Re: Parsing Multiple Lines.
by NetWallah (Canon) on May 24, 2004 at 03:59 UTC
    You have declared the filehandle used in "open" (my $fh) - That makes $fh a Symbolic reference to the file handle, and I don't believe you are trying to do that - more likely, this is a result of misunderstanding the statement in the doc:
    If FILEHANDLE is an undefined lexical (my) variable the variable is assigned a reference to a new anonymous filehandle....

    Juse use an UNDEFINED name like FH (No dollar), and you'll be OK.
    Update: OK - seems like I need to re-read the docs myself. See notes below.
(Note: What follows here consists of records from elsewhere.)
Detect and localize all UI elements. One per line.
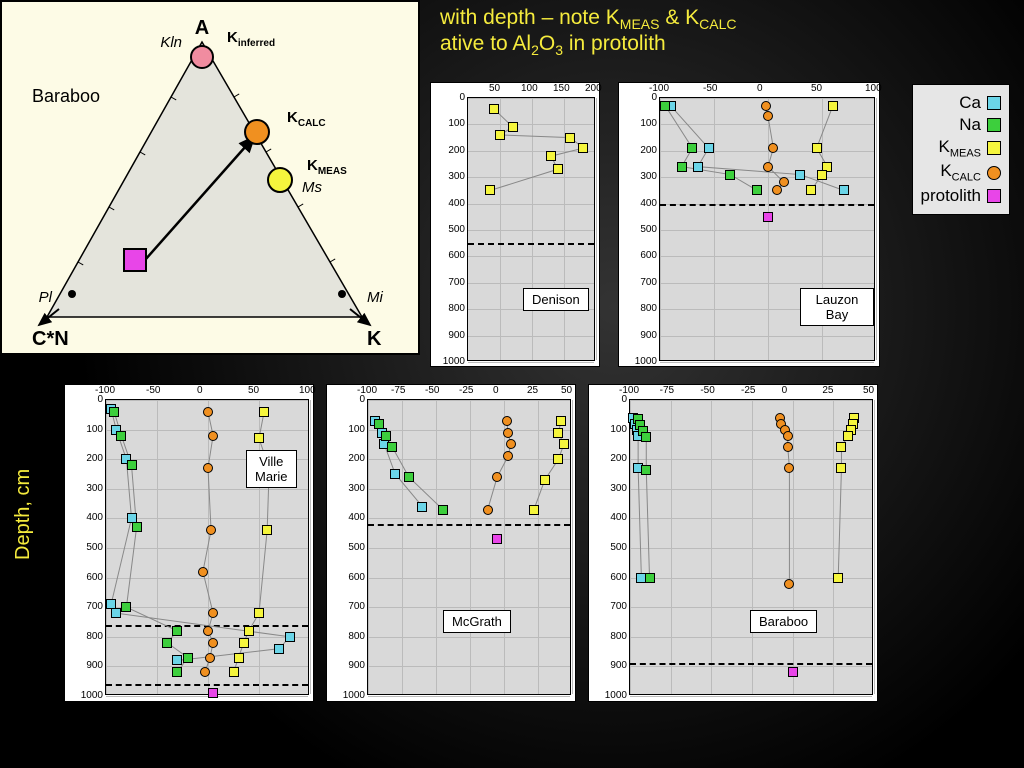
y-axis-label: Depth, cm <box>12 469 35 560</box>
depth-chart-ville-marie: VilleMarie-100-5005010001002003004005006… <box>64 384 314 702</box>
chart-label: Lauzon Bay <box>800 288 874 326</box>
svg-text:Mi: Mi <box>367 289 383 306</box>
legend-item: Ca <box>921 93 1001 113</box>
depth-chart-denison: Denison501001502000100200300400500600700… <box>430 82 600 367</box>
svg-text:Ms: Ms <box>302 179 322 196</box>
page-title: with depth – note KMEAS & KCALCative to … <box>440 6 1000 58</box>
chart-label: McGrath <box>443 610 511 633</box>
ternary-diagram: A C*N K Baraboo Kln Kinferred KCALC KMEAS Ms Pl Mi <box>0 0 420 355</box>
legend-item: protolith <box>921 186 1001 206</box>
svg-text:C*N: C*N <box>32 328 69 350</box>
chart-label: Denison <box>523 288 589 311</box>
legend-item: KCALC <box>921 161 1001 183</box>
legend-item: KMEAS <box>921 137 1001 159</box>
legend-item: Na <box>921 115 1001 135</box>
svg-text:K: K <box>367 328 382 350</box>
chart-label: Baraboo <box>750 610 817 633</box>
chart-label: VilleMarie <box>246 450 297 488</box>
svg-text:Baraboo: Baraboo <box>32 86 100 106</box>
depth-chart-baraboo: Baraboo-100-75-50-2502550010020030040050… <box>588 384 878 702</box>
svg-text:KMEAS: KMEAS <box>307 157 347 177</box>
svg-text:A: A <box>195 17 209 39</box>
depth-chart-mcgrath: McGrath-100-75-50-2502550010020030040050… <box>326 384 576 702</box>
svg-text:Pl: Pl <box>39 289 53 306</box>
legend: CaNaKMEASKCALC protolith <box>912 84 1010 215</box>
svg-text:KCALC: KCALC <box>287 109 326 129</box>
depth-chart-lauzon-bay: Lauzon Bay-100-5005010001002003004005006… <box>618 82 880 367</box>
svg-text:Kinferred: Kinferred <box>227 29 275 49</box>
svg-text:Kln: Kln <box>160 34 182 51</box>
    Offense, like beauty, is in the eye of the beholder, and a fantasy.
    By guaranteeing freedom of expression, the First Amendment also guarntees offense.

      Bzzzt. Not a symref.

      $ perl -e'my $fh;open($fh, "< foo") or die $!; print "$fh"' GLOB(0x804b3f8)$
      Nothing wrong with OP's lexical filehandle. It is good practice to localize a global handle such as you recommend within some scope. Then you don't need to worry about name uniqueness.

      After Compline,

      Er, no, open(my $fh, "...") is correct usage. $fh is autovivified into an actual filehandle (not just a symbolic reference). It is the preferred method for opening a filehandle without clobbering an existing one. The excerpt you are referring to does mean an undefined scalar variable ($fh), not a bareword (FH).

      perldoc perlopentut provides several examples of this in the Indirect Filehandles section.